Reklama

Utrata rakiety Falcon 9 z powodu eksplozji odnotowanej 1 września 2016 roku doprowadziła do trwającego kilka miesięcy zawieszenia lotów kosmicznych firmy SpaceX. Prowadzone w tym czasie dochodzenie pozwoliło już w znacznej mierze rozpoznać przyczyny incydentu. Zgodnie z jego ustaleniami, do katastrofy doszło w trakcie wtłaczania schłodzonego helu do trzech pojemników ulokowanych w górnym segmencie rakiety, wewnątrz zbiornika paliwowego wypełnionego ciekłym tlenem. Pojemniki na hel (composite overwrapped pressure vessels – COPVs) są od wewnątrz wyłożone aluminium, natomiast z zewnątrz otacza je okładzina z kompozytów węglowych.

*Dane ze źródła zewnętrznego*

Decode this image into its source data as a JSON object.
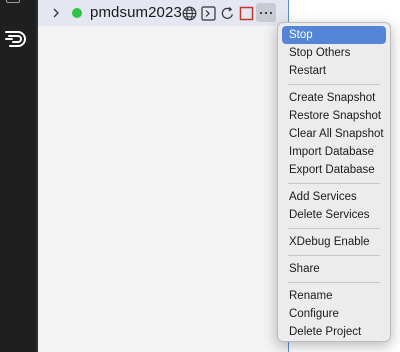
{
  "project": {
    "name": "pmdsum2023",
    "status": "running",
    "status_color": "#2fc445"
  },
  "row_icons": [
    "globe-icon",
    "terminal-icon",
    "restart-icon",
    "stop-icon",
    "more-icon"
  ],
  "menu": {
    "groups": [
      [
        {
          "label": "Stop",
          "highlighted": true
        },
        {
          "label": "Stop Others"
        },
        {
          "label": "Restart"
        }
      ],
      [
        {
          "label": "Create Snapshot"
        },
        {
          "label": "Restore Snapshot"
        },
        {
          "label": "Clear All Snapshot"
        },
        {
          "label": "Import Database"
        },
        {
          "label": "Export Database"
        }
      ],
      [
        {
          "label": "Add Services"
        },
        {
          "label": "Delete Services"
        }
      ],
      [
        {
          "label": "XDebug Enable"
        }
      ],
      [
        {
          "label": "Share"
        }
      ],
      [
        {
          "label": "Rename"
        },
        {
          "label": "Configure"
        },
        {
          "label": "Delete Project"
        }
      ]
    ]
  },
  "colors": {
    "activity_bar": "#1f1f1f",
    "sidebar": "#f3f3f3",
    "menu_highlight": "#5585d6",
    "stop_icon": "#c0392b"
  }
}
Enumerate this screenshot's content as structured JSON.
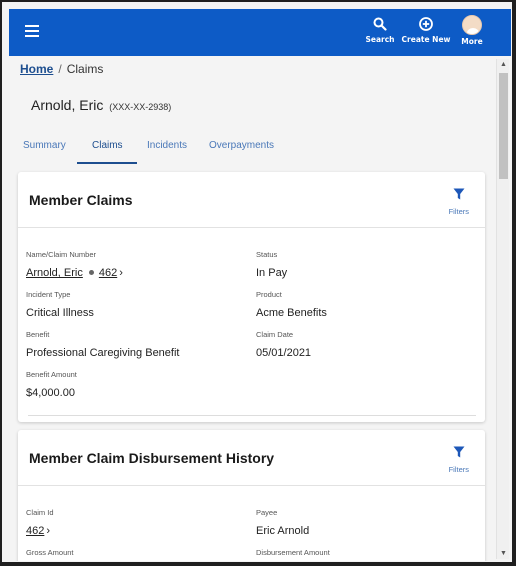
{
  "header": {
    "search_label": "Search",
    "create_label": "Create New",
    "more_label": "More",
    "brand_color": "#0d5bc6"
  },
  "breadcrumb": {
    "home": "Home",
    "separator": "/",
    "current": "Claims"
  },
  "member": {
    "name": "Arnold, Eric",
    "ssn": "(XXX-XX-2938)"
  },
  "tabs": [
    {
      "label": "Summary",
      "active": false
    },
    {
      "label": "Claims",
      "active": true
    },
    {
      "label": "Incidents",
      "active": false
    },
    {
      "label": "Overpayments",
      "active": false
    }
  ],
  "claims_card": {
    "title": "Member Claims",
    "filters_label": "Filters",
    "name_claim_label": "Name/Claim Number",
    "member_link": "Arnold, Eric",
    "claim_number": "462",
    "status_label": "Status",
    "status_value": "In Pay",
    "incident_type_label": "Incident Type",
    "incident_type_value": "Critical Illness",
    "product_label": "Product",
    "product_value": "Acme Benefits",
    "benefit_label": "Benefit",
    "benefit_value": "Professional Caregiving Benefit",
    "claim_date_label": "Claim Date",
    "claim_date_value": "05/01/2021",
    "benefit_amount_label": "Benefit Amount",
    "benefit_amount_value": "$4,000.00"
  },
  "disbursement_card": {
    "title": "Member Claim Disbursement History",
    "filters_label": "Filters",
    "claim_id_label": "Claim Id",
    "claim_id_value": "462",
    "payee_label": "Payee",
    "payee_value": "Eric Arnold",
    "gross_amount_label": "Gross Amount",
    "disbursement_amount_label": "Disbursement Amount"
  }
}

Śledztwo wykazało, że konstrukcja COPV uległa pewnym deformacjom. W efekcie bardzo zimny ciekły tlen, mógł przedostać się do pustych przestrzeni, jakie powstały między aluminiowym wkładem a kompozytową okładziną pojemników. Wskutek znalezienia się w pobliżu jeszcze zimniejszego helu tlen, który wniknął we wspomniane rozwarstwienia, mógł się zestalić. Powstałe bryły, przy rosnącym ciśnieniu tarły lub wręcz rozrywały węglowe włókna kompozytowej okładziny COPV, co najprawdopodobniej doprowadziło do zapłonu i eksplozji. W wyniku tego utracona została nie tylko rakieta, ale też kosztowny izraelski satelita Amos-6.

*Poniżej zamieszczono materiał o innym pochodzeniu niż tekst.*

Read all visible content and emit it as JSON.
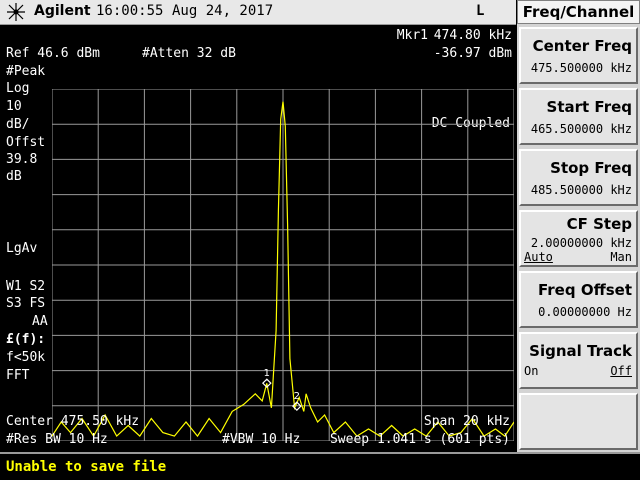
{
  "topbar": {
    "brand": "Agilent",
    "time": "16:00:55",
    "date": "Aug 24, 2017",
    "indicator": "L"
  },
  "marker": {
    "label": "Mkr1",
    "frequency": "474.80 kHz",
    "amplitude": "-36.97 dBm"
  },
  "settings": {
    "ref_level": "Ref 46.6 dBm",
    "atten": "#Atten 32 dB",
    "detector": "#Peak",
    "scale": [
      "Log",
      "10",
      "dB/"
    ],
    "offset": [
      "Offst",
      "39.8",
      "dB"
    ],
    "avg": "LgAv",
    "trace_w1": "W1  S2",
    "trace_s3": "S3  FS",
    "trace_aa": "AA",
    "freq_corr": "£(f):",
    "f_lt": "f<50k",
    "fft": "FFT",
    "dc_coupled": "DC Coupled",
    "center": "Center 475.50 kHz",
    "span": "Span 20 kHz",
    "res_bw": "#Res BW 10 Hz",
    "vbw": "#VBW 10 Hz",
    "sweep": "Sweep 1.041 s (601 pts)"
  },
  "chart_data": {
    "type": "line",
    "x_label": "",
    "y_label": "",
    "x_range_khz": [
      465.5,
      485.5
    ],
    "y_range_dbm": [
      -53.4,
      46.6
    ],
    "y_div_db": 10,
    "grid": true,
    "trace_color": "#ffff00",
    "series": [
      {
        "name": "",
        "points_khz_dbm": [
          [
            465.5,
            -52
          ],
          [
            465.9,
            -48
          ],
          [
            466.3,
            -51
          ],
          [
            466.8,
            -47
          ],
          [
            467.3,
            -52
          ],
          [
            467.8,
            -46
          ],
          [
            468.3,
            -52
          ],
          [
            468.8,
            -49
          ],
          [
            469.3,
            -52
          ],
          [
            469.8,
            -47
          ],
          [
            470.3,
            -51
          ],
          [
            470.8,
            -52
          ],
          [
            471.3,
            -48
          ],
          [
            471.8,
            -52
          ],
          [
            472.3,
            -47
          ],
          [
            472.8,
            -51
          ],
          [
            473.3,
            -45
          ],
          [
            473.8,
            -43
          ],
          [
            474.3,
            -40
          ],
          [
            474.6,
            -42
          ],
          [
            474.8,
            -37
          ],
          [
            475.0,
            -44
          ],
          [
            475.2,
            -22
          ],
          [
            475.3,
            12
          ],
          [
            475.4,
            38
          ],
          [
            475.5,
            43
          ],
          [
            475.6,
            36
          ],
          [
            475.7,
            8
          ],
          [
            475.8,
            -30
          ],
          [
            476.0,
            -44
          ],
          [
            476.2,
            -41
          ],
          [
            476.4,
            -45
          ],
          [
            476.5,
            -40
          ],
          [
            476.7,
            -44
          ],
          [
            477.0,
            -48
          ],
          [
            477.3,
            -46
          ],
          [
            477.7,
            -51
          ],
          [
            478.2,
            -48
          ],
          [
            478.7,
            -52
          ],
          [
            479.2,
            -50
          ],
          [
            479.7,
            -52
          ],
          [
            480.2,
            -49
          ],
          [
            480.7,
            -52
          ],
          [
            481.2,
            -50
          ],
          [
            481.7,
            -52
          ],
          [
            482.2,
            -48
          ],
          [
            482.7,
            -52
          ],
          [
            483.2,
            -51
          ],
          [
            483.7,
            -47
          ],
          [
            484.2,
            -52
          ],
          [
            484.7,
            -50
          ],
          [
            485.1,
            -52
          ],
          [
            485.5,
            -48
          ]
        ]
      }
    ],
    "markers": [
      {
        "id": "1",
        "x_khz": 474.8,
        "y_dbm": -36.97
      },
      {
        "id": "2",
        "x_khz": 476.1,
        "y_dbm": -43.5
      }
    ]
  },
  "softkeys": {
    "title": "Freq/Channel",
    "center_freq": {
      "label": "Center Freq",
      "value": "475.500000 kHz"
    },
    "start_freq": {
      "label": "Start Freq",
      "value": "465.500000 kHz"
    },
    "stop_freq": {
      "label": "Stop Freq",
      "value": "485.500000 kHz"
    },
    "cf_step": {
      "label": "CF Step",
      "value": "2.00000000 kHz",
      "opt_auto": "Auto",
      "opt_man": "Man"
    },
    "freq_offset": {
      "label": "Freq Offset",
      "value": "0.00000000  Hz"
    },
    "signal_track": {
      "label": "Signal Track",
      "opt_on": "On",
      "opt_off": "Off"
    }
  },
  "status": {
    "message": "Unable to save file"
  },
  "colors": {
    "trace": "#ffff00",
    "grid": "#9a9a9a",
    "status_text": "#ffff00"
  }
}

Kierownictwo SpaceX zapowiadało powrót do startów Falcona 9 jeszcze pod koniec 2016 roku. Termin ten był jednak wielokrotnie przekładany, aż ostatecznie przesunął się na początek roku 2017. Obecnie wszystko wskazuje, że pierwszy po feralnej katastrofie Falcon 9 poleci w niedzielę 8 stycznia. Zależy to jeszcze od uzyskania ponownej zgody na loty Falcona 9 od amerykańskiej Federalnej Administracji Lotnictwa, który to organ cofnął pozwolenie po wrześniowej eksplozji. Rakieta poleci z bazy sił powietrznych Vandenberg.

Czytaj też: SpaceX opóźnia wznowienie lotów rakiet Falcon 9

Podczas nadchodzącej misji pojazd SpaceX ma za zadanie wynieść na niską orbitę okołoziemską aż 10 satelitów należących do firmy Iridium Communications. Wszystkie są już zatankowane i zapakowane. Będą to nowej generacji urządzenia IridiumNEXT, mające zapewnić wysokoprzepustowy transfer dla mobilnych połączeń głosowych i przesyłu danych. Docelowo wokół Ziemi będzie krążyć 81 tego typu satelitów. Kontrakt na wyniesienie 70 spośród nich, w trakcie siedmiu lotów, podpisano już ze SpaceX.

Iridium_packed
Satelity IridiumNEXT gotowe do wyniesienia w przestrzeń kosmiczną. Fot. Iridium

Podczas najbliższego startu Falcona 9 inżynierowie z firmy Elona Muska będą starali się odzyskać pierwszy człon rakiety. Wpisuje się to w nieustanne dążenie tej firmy do wdrożenia odzyskiwanych rakiet wielokrotnego użytku i tym samym znacznej redukcji kosztu wyniesienia 1 kg ładunku w przestrzeń kosmiczną. Jednakże, jak przyznał prezes Iridium Communications Matt Desch, wszystkie rakiety użyte do wynoszenia 70 satelitów telekomunikacyjnych tej firmy mają być zupełnie nowe.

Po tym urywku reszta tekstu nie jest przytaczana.